IATSE says it has locked in a contract for the crew of Beast Games Season 3, bringing union coverage to one of the largest productions tied to the Mr. Beast empire.

The union announced Monday that the agreement followed the producers' voluntary recognition of the crew's desire to organize. According to IATSE, the contract covers more than 500 crew members working on the Greenville, N.C.-based production. That scale alone makes the deal notable: it extends formal labor protections across a sprawling entertainment operation built for speed, spectacle, and massive online audiences.

The deal signals that even digital-first entertainment giants now face the same labor pressures and expectations that reshaped film and television production.

The agreement also marks a broader shift in where union power shows up. For years, labor fights centered on Hollywood studios and legacy media companies. Now, reports indicate that workers on creator-led productions want the same basic guarantees on pay, hours, and working conditions that union crews have long pushed to secure elsewhere. In that sense, Beast Games looks less like an outlier and more like a sign of where the business is heading.

Key Facts

  • IATSE announced a deal covering crew on Beast Games Season 3.
  • The union says the contract applies to more than 500 crew members.
  • The Greenville, N.C.-based production followed producers' voluntary recognition of the organizing effort.
  • The development links a major creator-led production to formal union representation.

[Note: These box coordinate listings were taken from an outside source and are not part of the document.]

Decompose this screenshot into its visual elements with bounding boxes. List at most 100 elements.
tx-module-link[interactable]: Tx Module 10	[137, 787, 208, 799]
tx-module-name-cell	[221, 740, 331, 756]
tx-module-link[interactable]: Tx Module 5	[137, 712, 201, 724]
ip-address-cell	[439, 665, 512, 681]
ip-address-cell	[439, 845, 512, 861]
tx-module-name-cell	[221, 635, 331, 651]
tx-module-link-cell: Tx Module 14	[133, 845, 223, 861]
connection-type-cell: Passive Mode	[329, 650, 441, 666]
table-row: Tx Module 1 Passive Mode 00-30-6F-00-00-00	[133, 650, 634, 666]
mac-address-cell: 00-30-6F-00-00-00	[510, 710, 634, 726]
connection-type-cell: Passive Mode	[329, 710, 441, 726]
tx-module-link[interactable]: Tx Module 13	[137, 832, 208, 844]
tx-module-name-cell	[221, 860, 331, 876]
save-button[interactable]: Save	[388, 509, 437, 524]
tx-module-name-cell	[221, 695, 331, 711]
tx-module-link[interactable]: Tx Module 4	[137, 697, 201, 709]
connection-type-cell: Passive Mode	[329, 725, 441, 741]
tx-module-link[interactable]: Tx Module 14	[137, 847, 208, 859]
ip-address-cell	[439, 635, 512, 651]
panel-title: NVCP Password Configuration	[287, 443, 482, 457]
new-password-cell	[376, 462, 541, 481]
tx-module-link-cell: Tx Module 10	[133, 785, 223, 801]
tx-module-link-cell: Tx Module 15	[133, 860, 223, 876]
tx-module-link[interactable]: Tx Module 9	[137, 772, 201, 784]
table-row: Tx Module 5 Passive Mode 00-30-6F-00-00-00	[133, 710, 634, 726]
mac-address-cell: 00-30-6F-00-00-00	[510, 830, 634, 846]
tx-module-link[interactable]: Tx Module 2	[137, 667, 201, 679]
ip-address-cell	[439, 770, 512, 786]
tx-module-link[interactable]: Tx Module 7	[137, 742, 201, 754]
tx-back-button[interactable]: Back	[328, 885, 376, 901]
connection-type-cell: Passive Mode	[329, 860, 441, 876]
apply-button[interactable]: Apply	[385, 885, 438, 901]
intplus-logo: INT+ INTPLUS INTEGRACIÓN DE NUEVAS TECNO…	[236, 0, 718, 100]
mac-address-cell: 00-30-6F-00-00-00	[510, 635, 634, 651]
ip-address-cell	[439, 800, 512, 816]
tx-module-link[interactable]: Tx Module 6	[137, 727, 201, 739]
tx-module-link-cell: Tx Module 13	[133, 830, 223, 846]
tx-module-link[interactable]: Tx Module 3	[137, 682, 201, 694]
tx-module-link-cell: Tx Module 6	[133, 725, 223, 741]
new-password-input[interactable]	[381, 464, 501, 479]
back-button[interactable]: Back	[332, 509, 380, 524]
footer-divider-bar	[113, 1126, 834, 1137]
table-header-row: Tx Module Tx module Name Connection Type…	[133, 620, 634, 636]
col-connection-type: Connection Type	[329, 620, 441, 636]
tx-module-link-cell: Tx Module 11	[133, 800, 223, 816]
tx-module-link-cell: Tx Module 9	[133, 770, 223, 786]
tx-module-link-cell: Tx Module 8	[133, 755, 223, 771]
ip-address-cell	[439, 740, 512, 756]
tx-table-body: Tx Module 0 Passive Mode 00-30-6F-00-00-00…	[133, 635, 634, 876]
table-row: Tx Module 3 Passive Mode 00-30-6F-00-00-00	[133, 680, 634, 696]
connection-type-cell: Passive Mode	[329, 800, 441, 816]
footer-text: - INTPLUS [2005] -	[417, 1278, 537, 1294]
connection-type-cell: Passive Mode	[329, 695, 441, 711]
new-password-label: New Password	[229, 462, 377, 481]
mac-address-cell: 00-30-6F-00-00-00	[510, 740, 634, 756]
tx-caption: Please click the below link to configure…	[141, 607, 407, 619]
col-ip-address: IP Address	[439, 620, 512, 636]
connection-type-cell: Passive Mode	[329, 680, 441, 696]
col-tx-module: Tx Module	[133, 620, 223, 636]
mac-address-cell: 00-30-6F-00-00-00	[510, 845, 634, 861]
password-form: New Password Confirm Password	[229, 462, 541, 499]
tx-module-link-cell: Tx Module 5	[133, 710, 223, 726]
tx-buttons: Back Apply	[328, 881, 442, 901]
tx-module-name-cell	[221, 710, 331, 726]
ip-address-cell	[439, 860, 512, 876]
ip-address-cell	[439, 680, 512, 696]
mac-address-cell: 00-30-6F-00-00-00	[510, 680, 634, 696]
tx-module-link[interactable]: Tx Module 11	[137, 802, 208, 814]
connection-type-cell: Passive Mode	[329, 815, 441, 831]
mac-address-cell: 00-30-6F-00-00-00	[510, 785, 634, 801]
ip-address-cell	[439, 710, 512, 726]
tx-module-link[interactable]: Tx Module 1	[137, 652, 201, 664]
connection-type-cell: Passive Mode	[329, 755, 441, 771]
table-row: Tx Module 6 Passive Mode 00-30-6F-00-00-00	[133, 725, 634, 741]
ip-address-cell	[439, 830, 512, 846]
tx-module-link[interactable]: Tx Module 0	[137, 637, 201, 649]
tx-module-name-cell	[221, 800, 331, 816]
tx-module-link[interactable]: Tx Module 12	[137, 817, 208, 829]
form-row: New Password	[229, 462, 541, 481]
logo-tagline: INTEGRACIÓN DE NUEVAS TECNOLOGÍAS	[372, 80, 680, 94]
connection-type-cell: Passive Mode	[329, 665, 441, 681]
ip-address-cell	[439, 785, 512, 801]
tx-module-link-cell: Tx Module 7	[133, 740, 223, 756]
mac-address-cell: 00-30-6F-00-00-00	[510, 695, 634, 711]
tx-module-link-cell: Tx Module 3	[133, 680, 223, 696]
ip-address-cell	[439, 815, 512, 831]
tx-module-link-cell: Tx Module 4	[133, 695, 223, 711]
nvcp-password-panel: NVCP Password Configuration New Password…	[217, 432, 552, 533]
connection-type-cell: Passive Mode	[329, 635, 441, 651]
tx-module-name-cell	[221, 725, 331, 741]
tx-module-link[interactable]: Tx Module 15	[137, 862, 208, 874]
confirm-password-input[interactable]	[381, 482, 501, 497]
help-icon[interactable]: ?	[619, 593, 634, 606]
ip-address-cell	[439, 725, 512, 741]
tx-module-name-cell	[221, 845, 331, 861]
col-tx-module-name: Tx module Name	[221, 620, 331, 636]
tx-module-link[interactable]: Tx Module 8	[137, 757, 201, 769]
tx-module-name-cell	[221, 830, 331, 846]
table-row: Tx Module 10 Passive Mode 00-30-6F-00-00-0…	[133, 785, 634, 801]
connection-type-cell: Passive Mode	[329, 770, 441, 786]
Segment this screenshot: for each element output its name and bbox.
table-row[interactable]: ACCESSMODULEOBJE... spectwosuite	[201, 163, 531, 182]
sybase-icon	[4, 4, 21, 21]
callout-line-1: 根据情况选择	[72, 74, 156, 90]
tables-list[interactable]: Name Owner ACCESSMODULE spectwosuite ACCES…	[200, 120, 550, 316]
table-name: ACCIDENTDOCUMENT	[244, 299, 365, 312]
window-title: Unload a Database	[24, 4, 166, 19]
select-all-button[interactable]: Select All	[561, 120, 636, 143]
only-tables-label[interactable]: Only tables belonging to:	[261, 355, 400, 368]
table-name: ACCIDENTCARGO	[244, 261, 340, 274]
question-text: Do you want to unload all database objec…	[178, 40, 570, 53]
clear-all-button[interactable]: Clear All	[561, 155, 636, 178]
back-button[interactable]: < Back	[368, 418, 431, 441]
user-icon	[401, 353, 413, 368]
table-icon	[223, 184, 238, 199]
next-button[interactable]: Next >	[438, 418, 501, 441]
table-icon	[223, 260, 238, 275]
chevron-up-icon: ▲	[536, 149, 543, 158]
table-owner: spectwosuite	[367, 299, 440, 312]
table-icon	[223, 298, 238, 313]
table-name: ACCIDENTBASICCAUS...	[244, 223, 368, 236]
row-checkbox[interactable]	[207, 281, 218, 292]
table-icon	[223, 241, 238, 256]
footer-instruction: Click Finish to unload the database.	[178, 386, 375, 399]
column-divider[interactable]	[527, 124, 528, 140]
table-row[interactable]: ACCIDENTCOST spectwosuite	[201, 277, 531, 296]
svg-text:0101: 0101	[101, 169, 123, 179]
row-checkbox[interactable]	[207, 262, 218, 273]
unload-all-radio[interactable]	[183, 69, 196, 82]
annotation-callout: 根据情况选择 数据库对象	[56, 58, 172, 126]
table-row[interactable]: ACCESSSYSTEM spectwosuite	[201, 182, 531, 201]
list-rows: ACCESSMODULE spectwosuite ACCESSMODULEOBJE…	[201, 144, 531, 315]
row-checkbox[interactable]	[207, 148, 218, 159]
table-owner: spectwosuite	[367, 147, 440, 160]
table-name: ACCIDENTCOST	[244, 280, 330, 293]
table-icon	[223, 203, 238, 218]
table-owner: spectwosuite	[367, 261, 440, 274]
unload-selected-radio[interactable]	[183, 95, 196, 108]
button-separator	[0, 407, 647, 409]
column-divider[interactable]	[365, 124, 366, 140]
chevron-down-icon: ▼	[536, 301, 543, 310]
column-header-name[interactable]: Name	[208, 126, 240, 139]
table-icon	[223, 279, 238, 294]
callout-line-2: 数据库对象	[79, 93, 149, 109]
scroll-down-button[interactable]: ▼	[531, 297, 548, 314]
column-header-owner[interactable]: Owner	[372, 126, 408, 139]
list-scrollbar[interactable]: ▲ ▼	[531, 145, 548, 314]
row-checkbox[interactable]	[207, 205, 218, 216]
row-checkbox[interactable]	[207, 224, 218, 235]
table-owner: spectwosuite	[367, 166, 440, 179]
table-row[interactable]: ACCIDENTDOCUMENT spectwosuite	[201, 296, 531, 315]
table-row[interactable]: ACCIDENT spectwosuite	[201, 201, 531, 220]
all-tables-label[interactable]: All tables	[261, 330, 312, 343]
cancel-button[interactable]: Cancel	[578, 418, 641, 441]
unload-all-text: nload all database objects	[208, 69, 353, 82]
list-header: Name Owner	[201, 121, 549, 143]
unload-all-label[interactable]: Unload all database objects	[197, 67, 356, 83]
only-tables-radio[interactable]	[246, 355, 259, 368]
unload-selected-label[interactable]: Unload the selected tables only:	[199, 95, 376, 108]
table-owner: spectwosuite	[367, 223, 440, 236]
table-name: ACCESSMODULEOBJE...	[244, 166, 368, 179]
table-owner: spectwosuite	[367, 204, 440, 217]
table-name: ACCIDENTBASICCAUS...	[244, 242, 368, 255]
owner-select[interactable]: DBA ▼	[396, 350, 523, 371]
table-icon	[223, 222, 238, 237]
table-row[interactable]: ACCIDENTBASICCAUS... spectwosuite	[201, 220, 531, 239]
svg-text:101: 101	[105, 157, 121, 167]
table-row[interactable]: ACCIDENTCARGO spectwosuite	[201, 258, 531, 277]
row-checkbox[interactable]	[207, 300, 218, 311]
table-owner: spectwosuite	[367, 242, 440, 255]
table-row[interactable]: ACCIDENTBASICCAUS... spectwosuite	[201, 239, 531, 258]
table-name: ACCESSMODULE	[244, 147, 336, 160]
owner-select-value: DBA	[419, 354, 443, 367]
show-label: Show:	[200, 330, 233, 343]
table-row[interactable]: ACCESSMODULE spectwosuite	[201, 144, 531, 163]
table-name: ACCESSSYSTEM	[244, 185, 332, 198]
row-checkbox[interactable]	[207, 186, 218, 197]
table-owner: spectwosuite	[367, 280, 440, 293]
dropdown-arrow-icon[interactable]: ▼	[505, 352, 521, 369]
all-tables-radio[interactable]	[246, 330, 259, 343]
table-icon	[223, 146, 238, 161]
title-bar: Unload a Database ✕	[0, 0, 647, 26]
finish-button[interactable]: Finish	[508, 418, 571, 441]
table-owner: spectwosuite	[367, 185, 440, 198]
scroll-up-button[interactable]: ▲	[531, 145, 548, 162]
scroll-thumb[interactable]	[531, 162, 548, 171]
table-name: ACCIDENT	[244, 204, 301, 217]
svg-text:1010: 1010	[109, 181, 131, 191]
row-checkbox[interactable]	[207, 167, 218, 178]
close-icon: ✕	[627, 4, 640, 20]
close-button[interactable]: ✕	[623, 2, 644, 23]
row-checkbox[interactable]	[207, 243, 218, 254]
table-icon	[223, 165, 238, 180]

What the contract includes has not been detailed in the source summary, but the significance is already clear. A production of this size does not just set schedules and budgets; it sets expectations across a fast-growing corner of entertainment where internet creators increasingly operate at studio scale. If more crews follow this path, the line between digital production and traditional Hollywood labor rules could narrow fast.

What comes next matters beyond one season of one show. The next test will center on how this contract works in practice and whether it becomes a model for other high-profile creator businesses. If it holds, the deal could give crews on similar productions a clearer route to organize — and push digital entertainment closer to the labor standards that now shape the rest of the industry.